Edwards had hoped to fly into the storm zone yesterday but air space was needed for multiple rescues. According to the Governor, who relayed this information during a press conference yesterday afternoon, National Guard crews had rescued 191 citizens and 27 pets from the affected areas of the state. Those crews even did helicopter rescue missions for victims in flood-ravaged LaPlace and Lafitte.
Rescue and search crews will be going out again today. This time in a more organized search pattern. Most of Monday's rescues were the result of 911 calls made to various emergency operations centers during the day on Sunday.
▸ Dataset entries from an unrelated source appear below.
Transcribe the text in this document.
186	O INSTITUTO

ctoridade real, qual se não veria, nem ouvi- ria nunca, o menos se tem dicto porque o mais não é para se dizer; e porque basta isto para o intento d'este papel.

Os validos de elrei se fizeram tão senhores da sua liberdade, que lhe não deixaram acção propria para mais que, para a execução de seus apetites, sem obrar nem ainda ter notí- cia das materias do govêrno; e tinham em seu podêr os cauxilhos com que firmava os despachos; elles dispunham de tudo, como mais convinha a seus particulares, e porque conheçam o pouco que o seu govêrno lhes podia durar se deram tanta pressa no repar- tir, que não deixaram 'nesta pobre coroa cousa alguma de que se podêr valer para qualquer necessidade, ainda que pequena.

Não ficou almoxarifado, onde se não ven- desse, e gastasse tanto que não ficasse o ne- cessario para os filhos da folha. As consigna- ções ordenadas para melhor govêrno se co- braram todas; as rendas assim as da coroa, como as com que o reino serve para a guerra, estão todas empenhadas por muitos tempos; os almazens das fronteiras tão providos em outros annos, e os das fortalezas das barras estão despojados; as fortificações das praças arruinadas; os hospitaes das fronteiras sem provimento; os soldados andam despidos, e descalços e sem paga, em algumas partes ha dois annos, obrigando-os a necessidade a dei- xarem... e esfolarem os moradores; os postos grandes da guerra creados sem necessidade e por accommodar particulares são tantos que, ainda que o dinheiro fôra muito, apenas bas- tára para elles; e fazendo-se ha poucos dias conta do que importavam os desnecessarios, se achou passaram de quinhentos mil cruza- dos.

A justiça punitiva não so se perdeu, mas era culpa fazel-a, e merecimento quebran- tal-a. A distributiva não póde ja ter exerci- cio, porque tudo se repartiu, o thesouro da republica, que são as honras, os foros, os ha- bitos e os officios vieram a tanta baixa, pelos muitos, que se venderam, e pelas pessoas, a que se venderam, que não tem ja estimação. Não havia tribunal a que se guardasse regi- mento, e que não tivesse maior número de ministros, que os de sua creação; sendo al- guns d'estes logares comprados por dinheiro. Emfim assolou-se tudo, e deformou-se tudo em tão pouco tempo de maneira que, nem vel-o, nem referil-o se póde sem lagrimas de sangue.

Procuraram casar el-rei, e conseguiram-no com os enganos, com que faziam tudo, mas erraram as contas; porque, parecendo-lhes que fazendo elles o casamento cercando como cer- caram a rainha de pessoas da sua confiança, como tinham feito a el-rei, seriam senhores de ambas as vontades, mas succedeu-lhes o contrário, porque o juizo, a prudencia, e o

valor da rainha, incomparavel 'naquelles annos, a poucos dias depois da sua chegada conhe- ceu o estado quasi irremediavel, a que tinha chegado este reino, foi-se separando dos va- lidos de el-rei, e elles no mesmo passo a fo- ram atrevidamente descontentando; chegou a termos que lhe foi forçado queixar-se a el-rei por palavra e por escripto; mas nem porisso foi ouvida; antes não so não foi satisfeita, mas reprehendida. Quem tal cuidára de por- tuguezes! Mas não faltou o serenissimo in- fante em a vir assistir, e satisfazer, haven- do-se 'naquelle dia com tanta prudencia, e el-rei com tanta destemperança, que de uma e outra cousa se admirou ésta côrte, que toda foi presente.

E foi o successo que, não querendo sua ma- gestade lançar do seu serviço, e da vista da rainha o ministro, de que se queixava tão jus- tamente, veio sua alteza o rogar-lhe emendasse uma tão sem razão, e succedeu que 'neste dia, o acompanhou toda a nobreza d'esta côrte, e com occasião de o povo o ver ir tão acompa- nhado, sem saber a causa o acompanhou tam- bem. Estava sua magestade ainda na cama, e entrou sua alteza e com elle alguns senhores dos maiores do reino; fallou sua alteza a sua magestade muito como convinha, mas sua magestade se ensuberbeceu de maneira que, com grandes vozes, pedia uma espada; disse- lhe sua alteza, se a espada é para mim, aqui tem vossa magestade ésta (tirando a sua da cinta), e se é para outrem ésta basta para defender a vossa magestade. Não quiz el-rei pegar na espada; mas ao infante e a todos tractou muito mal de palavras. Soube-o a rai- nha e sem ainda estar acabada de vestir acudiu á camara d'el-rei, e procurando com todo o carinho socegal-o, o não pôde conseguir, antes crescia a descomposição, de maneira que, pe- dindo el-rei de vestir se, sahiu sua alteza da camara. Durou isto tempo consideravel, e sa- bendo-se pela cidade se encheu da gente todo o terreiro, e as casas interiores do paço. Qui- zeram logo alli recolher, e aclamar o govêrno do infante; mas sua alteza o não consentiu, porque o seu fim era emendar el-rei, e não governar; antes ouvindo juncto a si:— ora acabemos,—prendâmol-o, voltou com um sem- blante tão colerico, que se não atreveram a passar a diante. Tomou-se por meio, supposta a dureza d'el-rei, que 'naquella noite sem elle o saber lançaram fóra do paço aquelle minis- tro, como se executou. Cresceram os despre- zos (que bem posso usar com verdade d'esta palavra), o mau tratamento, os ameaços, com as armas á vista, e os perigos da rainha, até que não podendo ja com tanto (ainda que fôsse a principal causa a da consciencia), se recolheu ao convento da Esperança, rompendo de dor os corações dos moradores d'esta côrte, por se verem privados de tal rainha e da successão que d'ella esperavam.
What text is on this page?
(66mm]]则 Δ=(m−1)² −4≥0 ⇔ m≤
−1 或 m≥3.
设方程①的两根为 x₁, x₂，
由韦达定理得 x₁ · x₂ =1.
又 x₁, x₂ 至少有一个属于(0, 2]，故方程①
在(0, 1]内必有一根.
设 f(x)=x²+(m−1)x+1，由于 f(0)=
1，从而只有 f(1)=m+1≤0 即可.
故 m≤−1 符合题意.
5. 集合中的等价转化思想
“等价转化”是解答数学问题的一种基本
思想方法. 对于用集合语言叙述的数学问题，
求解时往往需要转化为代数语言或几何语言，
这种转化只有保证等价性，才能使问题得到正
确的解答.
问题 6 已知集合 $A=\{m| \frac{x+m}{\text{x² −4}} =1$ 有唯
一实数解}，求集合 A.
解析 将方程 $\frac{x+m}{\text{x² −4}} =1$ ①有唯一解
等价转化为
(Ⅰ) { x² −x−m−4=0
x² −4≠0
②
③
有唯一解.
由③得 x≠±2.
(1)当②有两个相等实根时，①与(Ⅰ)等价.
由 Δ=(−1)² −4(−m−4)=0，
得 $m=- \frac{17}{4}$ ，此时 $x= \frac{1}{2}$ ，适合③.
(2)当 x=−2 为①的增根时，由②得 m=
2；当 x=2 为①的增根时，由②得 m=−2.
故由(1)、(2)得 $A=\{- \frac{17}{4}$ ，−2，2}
In his remarks yesterday, Edwards was quick to remind evacuees from the storm to not try and return home right now. In many places the roads are impassable and there are trees and powerlines blocking roadways. The Governor asks you to exercise patience in planning your return. State officials will make it quite clear when conditions are such that your safe return is possible.
So far, only two deaths have officially been attributed to Hurricane Ida. One of those happened in Prairieville when a tree fell on a home Sunday evening. It was also reported yesterday that a New Orleans motorist drowned when they drove their car around barricades.
Still, there's another, only in Louisiana, kind of story involving a fatality from Slidell. St. Tammany Parish Deputies say a man walking in floodwaters near his home was attacked and presumed killed by an alligator. So far, deputies have not found the man's body. The incident was reported by his wife.
As if to add insult to injury, the National Weather Service Office has issued a heat advisory for much of the storm-affected areas of the state. Heat index values could be well into the triple digits this afternoon. For those working in and around the area, this could become a concern because of the lack of air conditioning and fans.
There is also a 50% chance of showers and thunderstorms across the storm zone. This could inhibit rescue and recovery operations as well.